Mrs. Hibberdell was glad. At least there would be no disturbance here. She feared Carlotta, feared Eugene, but she saw no reason for complaint. In her presence all was seemingly formal and at times almost distant. She did not like to say to her daughter that she should not come to her own home now that Eugene was here, and she did not like to tell him to leave. Carlotta said she liked him fairly well, but that was nothing. Any married woman might do that. Yet under her very eyes was going forward the most disconcerting license. She would have been astounded if she had known the manner in which the bath, Carlotta's chamber and Eugene's room were being used. The hour never struck when they were beyond surveillance but what they were together.
Eugene grew very indifferent in the matter of his work. From getting to the point where he was enjoying it because he looked upon it as a form of exercise which was benefiting him, and feeling that he might not have to work indefinitely if he kept up physical rehabilitation at this pace, he grew languid about it and moody over the time he had to give to it. Carlotta had the privilege of a certain automobile and besides she could afford to hire one of her own. She began by suggesting that he meet her at certain places and times for a little spin and this took him away from his work a good portion of the time.
"You don't have to work every day, do you?" she asked him one Sunday afternoon when they were alone. Simpson and Mrs. Hibberdell had gone out for a walk and they were in her room on the second floor. Her mother's was on the third.
"I don't have to," he said, "if I don't mind losing the money they pay. It's fifteen cents an hour and I need that. I'm not working at my regular profession, you must remember."
"Oh, chuck that," she said. "What's fifteen cents an hour? I'll give you ten times that to come and be with me."
"No, you won't," he said. "You won't give me anything. We won't go anywhere on that basis."

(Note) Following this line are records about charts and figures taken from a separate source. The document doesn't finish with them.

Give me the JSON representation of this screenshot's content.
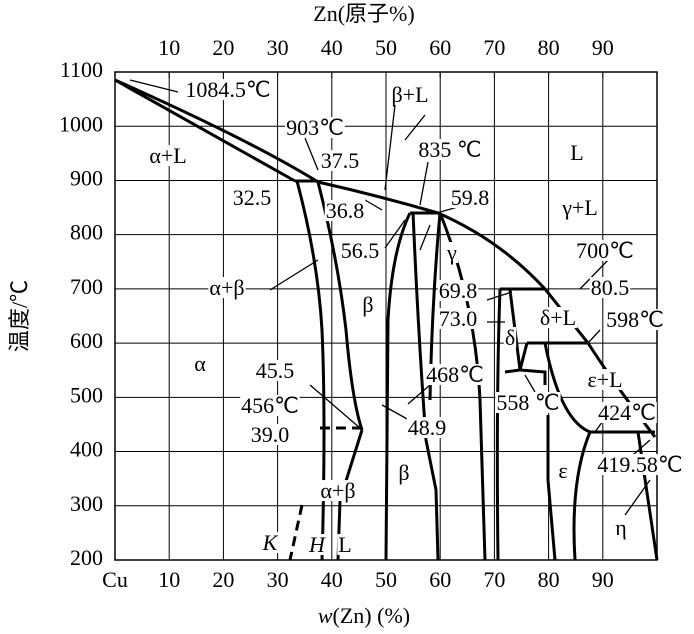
{
  "title": "Zn(原子%)",
  "y_label": "温度/℃",
  "x_label": {
    "var": "w",
    "rest": "(Zn) (%)"
  },
  "top_ticks": [
    10,
    20,
    30,
    40,
    50,
    60,
    70,
    80,
    90
  ],
  "bottom_ticks": [
    {
      "value": 0,
      "label": "Cu"
    },
    10,
    20,
    30,
    40,
    50,
    60,
    70,
    80,
    90
  ],
  "yticks": [
    200,
    300,
    400,
    500,
    600,
    700,
    800,
    900,
    1000,
    1100
  ],
  "labels": [
    "1084.5℃",
    "β+L",
    "903℃",
    "α+L",
    "37.5",
    "835 ℃",
    "L",
    "32.5",
    "59.8",
    "36.8",
    "γ+L",
    "56.5",
    "γ",
    "700℃",
    "α+β",
    "69.8",
    "80.5",
    "β",
    "73.0",
    "δ+L",
    "598℃",
    "δ",
    "α",
    "45.5",
    "468℃",
    "ε+L",
    "456℃",
    "558 ℃",
    "424℃",
    "39.0",
    "48.9",
    "β",
    "ε",
    "419.58℃",
    "α+β",
    "η",
    "K",
    "H",
    "L"
  ]
}
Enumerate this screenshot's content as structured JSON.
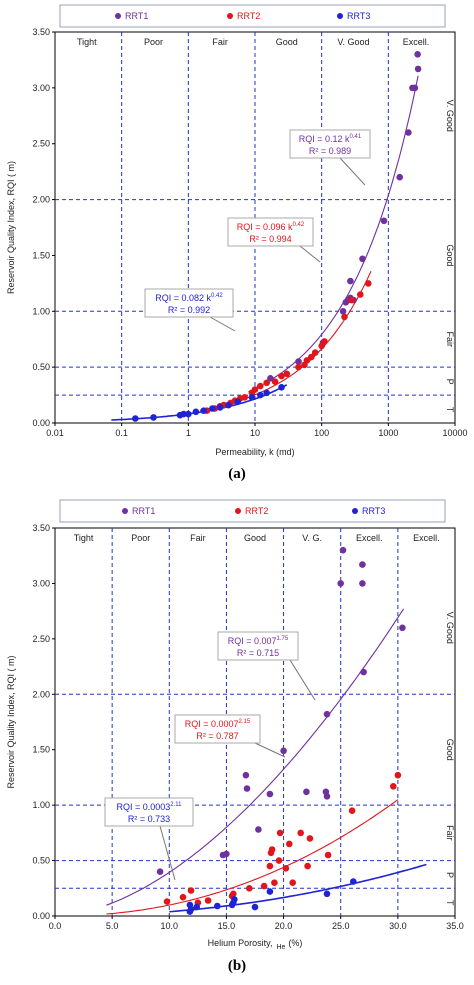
{
  "chart_data": [
    {
      "type": "scatter",
      "caption": "(a)",
      "xlabel": "Permeability, k (md)",
      "ylabel": "Reservoir Quality Index, RQI ( m)",
      "x_scale": "log",
      "xlim": [
        0.01,
        10000
      ],
      "ylim": [
        0,
        3.5
      ],
      "x_ticks": [
        "0.01",
        "0.1",
        "1",
        "10",
        "100",
        "1000",
        "10000"
      ],
      "y_ticks": [
        "0.00",
        "0.50",
        "1.00",
        "1.50",
        "2.00",
        "2.50",
        "3.00",
        "3.50"
      ],
      "legend": {
        "placement": "top",
        "entries": [
          "RRT1",
          "RRT2",
          "RRT3"
        ]
      },
      "classes_top": [
        {
          "label": "Tight",
          "x": 0.03
        },
        {
          "label": "Poor",
          "x": 0.3
        },
        {
          "label": "Fair",
          "x": 3
        },
        {
          "label": "Good",
          "x": 30
        },
        {
          "label": "V. Good",
          "x": 300
        },
        {
          "label": "Excell.",
          "x": 2600
        }
      ],
      "class_bounds_x": [
        0.1,
        1,
        10,
        100,
        1000
      ],
      "classes_right": [
        {
          "label": "V. Good",
          "y": 2.75
        },
        {
          "label": "Good",
          "y": 1.5
        },
        {
          "label": "Fair",
          "y": 0.75
        },
        {
          "label": "P",
          "y": 0.37
        },
        {
          "label": "T",
          "y": 0.12
        }
      ],
      "class_bounds_y": [
        0.25,
        0.5,
        1.0,
        2.0
      ],
      "series": [
        {
          "name": "RRT1",
          "color": "#7030a0",
          "points": [
            [
              17,
              0.4
            ],
            [
              45,
              0.55
            ],
            [
              105,
              0.72
            ],
            [
              210,
              1.0
            ],
            [
              230,
              1.08
            ],
            [
              270,
              1.12
            ],
            [
              300,
              1.1
            ],
            [
              250,
              1.1
            ],
            [
              270,
              1.27
            ],
            [
              410,
              1.47
            ],
            [
              860,
              1.81
            ],
            [
              1480,
              2.2
            ],
            [
              2000,
              2.6
            ],
            [
              2300,
              3.0
            ],
            [
              2500,
              3.0
            ],
            [
              2800,
              3.17
            ],
            [
              2750,
              3.3
            ]
          ],
          "fit": {
            "a": 0.12,
            "b": 0.41,
            "from": 8,
            "to": 2800,
            "r2": "0.989"
          }
        },
        {
          "name": "RRT2",
          "color": "#e0161c",
          "points": [
            [
              1.9,
              0.11
            ],
            [
              2.5,
              0.13
            ],
            [
              3,
              0.15
            ],
            [
              3.4,
              0.16
            ],
            [
              4,
              0.16
            ],
            [
              4.3,
              0.18
            ],
            [
              5,
              0.2
            ],
            [
              6,
              0.22
            ],
            [
              7,
              0.23
            ],
            [
              9,
              0.27
            ],
            [
              10,
              0.3
            ],
            [
              12,
              0.33
            ],
            [
              15,
              0.36
            ],
            [
              20,
              0.37
            ],
            [
              25,
              0.42
            ],
            [
              30,
              0.44
            ],
            [
              45,
              0.5
            ],
            [
              55,
              0.52
            ],
            [
              60,
              0.56
            ],
            [
              70,
              0.59
            ],
            [
              80,
              0.63
            ],
            [
              100,
              0.69
            ],
            [
              110,
              0.73
            ],
            [
              220,
              0.95
            ],
            [
              280,
              1.1
            ],
            [
              380,
              1.15
            ],
            [
              500,
              1.25
            ]
          ],
          "fit": {
            "a": 0.096,
            "b": 0.42,
            "from": 1.5,
            "to": 550,
            "r2": "0.994"
          }
        },
        {
          "name": "RRT3",
          "color": "#1f23d6",
          "points": [
            [
              0.16,
              0.04
            ],
            [
              0.3,
              0.05
            ],
            [
              0.75,
              0.07
            ],
            [
              0.85,
              0.08
            ],
            [
              1.0,
              0.08
            ],
            [
              1.3,
              0.1
            ],
            [
              1.7,
              0.11
            ],
            [
              2.3,
              0.13
            ],
            [
              3,
              0.14
            ],
            [
              4,
              0.16
            ],
            [
              5.5,
              0.19
            ],
            [
              9,
              0.23
            ],
            [
              12,
              0.25
            ],
            [
              15,
              0.27
            ],
            [
              25,
              0.32
            ]
          ],
          "fit": {
            "a": 0.082,
            "b": 0.42,
            "from": 0.07,
            "to": 30,
            "r2": "0.992"
          }
        }
      ],
      "annotations": [
        {
          "series": "RRT1",
          "eq_main": "RQI = 0.12 k",
          "eq_exp": "0.41",
          "r2": "R² = 0.989"
        },
        {
          "series": "RRT2",
          "eq_main": "RQI = 0.096 k",
          "eq_exp": "0.42",
          "r2": "R² = 0.994"
        },
        {
          "series": "RRT3",
          "eq_main": "RQI = 0.082 k",
          "eq_exp": "0.42",
          "r2": "R² = 0.992"
        }
      ]
    },
    {
      "type": "scatter",
      "caption": "(b)",
      "xlabel": "Helium Porosity,",
      "xlabel_sub": "He",
      "xlabel_tail": "(%)",
      "ylabel": "Reservoir Quality Index, RQI ( m)",
      "x_scale": "linear",
      "xlim": [
        0,
        35
      ],
      "ylim": [
        0,
        3.5
      ],
      "x_ticks": [
        "0.0",
        "5.0",
        "10.0",
        "15.0",
        "20.0",
        "25.0",
        "30.0",
        "35.0"
      ],
      "y_ticks": [
        "0.00",
        "0.50",
        "1.00",
        "1.50",
        "2.00",
        "2.50",
        "3.00",
        "3.50"
      ],
      "legend": {
        "placement": "top",
        "entries": [
          "RRT1",
          "RRT2",
          "RRT3"
        ]
      },
      "classes_top": [
        {
          "label": "Tight",
          "x": 2.5
        },
        {
          "label": "Poor",
          "x": 7.5
        },
        {
          "label": "Fair",
          "x": 12.5
        },
        {
          "label": "Good",
          "x": 17.5
        },
        {
          "label": "V. G.",
          "x": 22.5
        },
        {
          "label": "Excell.",
          "x": 27.5
        },
        {
          "label": "Excell.",
          "x": 32.5
        }
      ],
      "class_bounds_x": [
        5,
        10,
        15,
        20,
        25,
        30
      ],
      "classes_right": [
        {
          "label": "V. Good",
          "y": 2.6
        },
        {
          "label": "Good",
          "y": 1.5
        },
        {
          "label": "Fair",
          "y": 0.75
        },
        {
          "label": "P",
          "y": 0.37
        },
        {
          "label": "T",
          "y": 0.12
        }
      ],
      "class_bounds_y": [
        0.25,
        0.5,
        1.0,
        2.0
      ],
      "series": [
        {
          "name": "RRT1",
          "color": "#7030a0",
          "points": [
            [
              9.2,
              0.4
            ],
            [
              14.7,
              0.55
            ],
            [
              15,
              0.56
            ],
            [
              17.8,
              0.78
            ],
            [
              16.8,
              1.15
            ],
            [
              18.8,
              1.1
            ],
            [
              16.7,
              1.27
            ],
            [
              20,
              1.49
            ],
            [
              22,
              1.12
            ],
            [
              23.7,
              1.12
            ],
            [
              23.8,
              1.08
            ],
            [
              23.8,
              1.82
            ],
            [
              25,
              3.0
            ],
            [
              25.2,
              3.3
            ],
            [
              26.9,
              3.17
            ],
            [
              26.9,
              3.0
            ],
            [
              27,
              2.2
            ],
            [
              30.4,
              2.6
            ]
          ],
          "fit": {
            "a": 0.007,
            "b": 1.75,
            "from": 4.5,
            "to": 30.5,
            "r2": "0.715"
          }
        },
        {
          "name": "RRT2",
          "color": "#e0161c",
          "points": [
            [
              9.8,
              0.13
            ],
            [
              11.2,
              0.17
            ],
            [
              11.9,
              0.23
            ],
            [
              12.5,
              0.12
            ],
            [
              13.4,
              0.14
            ],
            [
              15.5,
              0.18
            ],
            [
              15.6,
              0.2
            ],
            [
              17,
              0.25
            ],
            [
              18.3,
              0.27
            ],
            [
              18.8,
              0.45
            ],
            [
              18.9,
              0.57
            ],
            [
              19,
              0.6
            ],
            [
              19.2,
              0.3
            ],
            [
              19.6,
              0.5
            ],
            [
              19.7,
              0.75
            ],
            [
              20.2,
              0.43
            ],
            [
              20.5,
              0.65
            ],
            [
              20.8,
              0.3
            ],
            [
              21.5,
              0.75
            ],
            [
              22.1,
              0.45
            ],
            [
              22.3,
              0.7
            ],
            [
              23.9,
              0.55
            ],
            [
              26,
              0.95
            ],
            [
              29.6,
              1.17
            ],
            [
              30,
              1.27
            ]
          ],
          "fit": {
            "a": 0.0007,
            "b": 2.15,
            "from": 4.5,
            "to": 30,
            "r2": "0.787"
          }
        },
        {
          "name": "RRT3",
          "color": "#1f23d6",
          "points": [
            [
              11.8,
              0.04
            ],
            [
              11.9,
              0.06
            ],
            [
              12.4,
              0.08
            ],
            [
              14.2,
              0.09
            ],
            [
              15.5,
              0.1
            ],
            [
              15.6,
              0.12
            ],
            [
              15.7,
              0.15
            ],
            [
              17.5,
              0.08
            ],
            [
              18.8,
              0.22
            ],
            [
              23.8,
              0.2
            ],
            [
              26.1,
              0.31
            ],
            [
              11.8,
              0.1
            ]
          ],
          "fit": {
            "a": 0.0003,
            "b": 2.11,
            "from": 10,
            "to": 32.5,
            "r2": "0.733"
          }
        }
      ],
      "annotations": [
        {
          "series": "RRT1",
          "eq_main": "RQI = 0.007",
          "eq_exp": "1.75",
          "r2": "R² = 0.715"
        },
        {
          "series": "RRT2",
          "eq_main": "RQI = 0.0007",
          "eq_exp": "2.15",
          "r2": "R² = 0.787"
        },
        {
          "series": "RRT3",
          "eq_main": "RQI = 0.0003",
          "eq_exp": "2.11",
          "r2": "R² = 0.733"
        }
      ]
    }
  ]
}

"Oh, Eugene, how you talk. Why won't you?" she asked. "I have lots of it—at least lots more than you have just now. And it might as well be spent this way as some other. It won't be spent right anyhow—that is not for any exceptional purpose. Why shouldn't you have some of it? You can pay it back to me."
"I won't do it," said Eugene. "We won't go anywhere on that basis. I'd rather go and work. It's all right, though. I can sell a picture maybe. I expect to hear any day of something being sold. What is it you want to do?"
"I want you to come automobiling with me tomorrow. Ma is going over to her sister Ella's in Brooklyn. Has that shop of yours a phone?"
"Sure it has. I don't think you'd better call me up there though."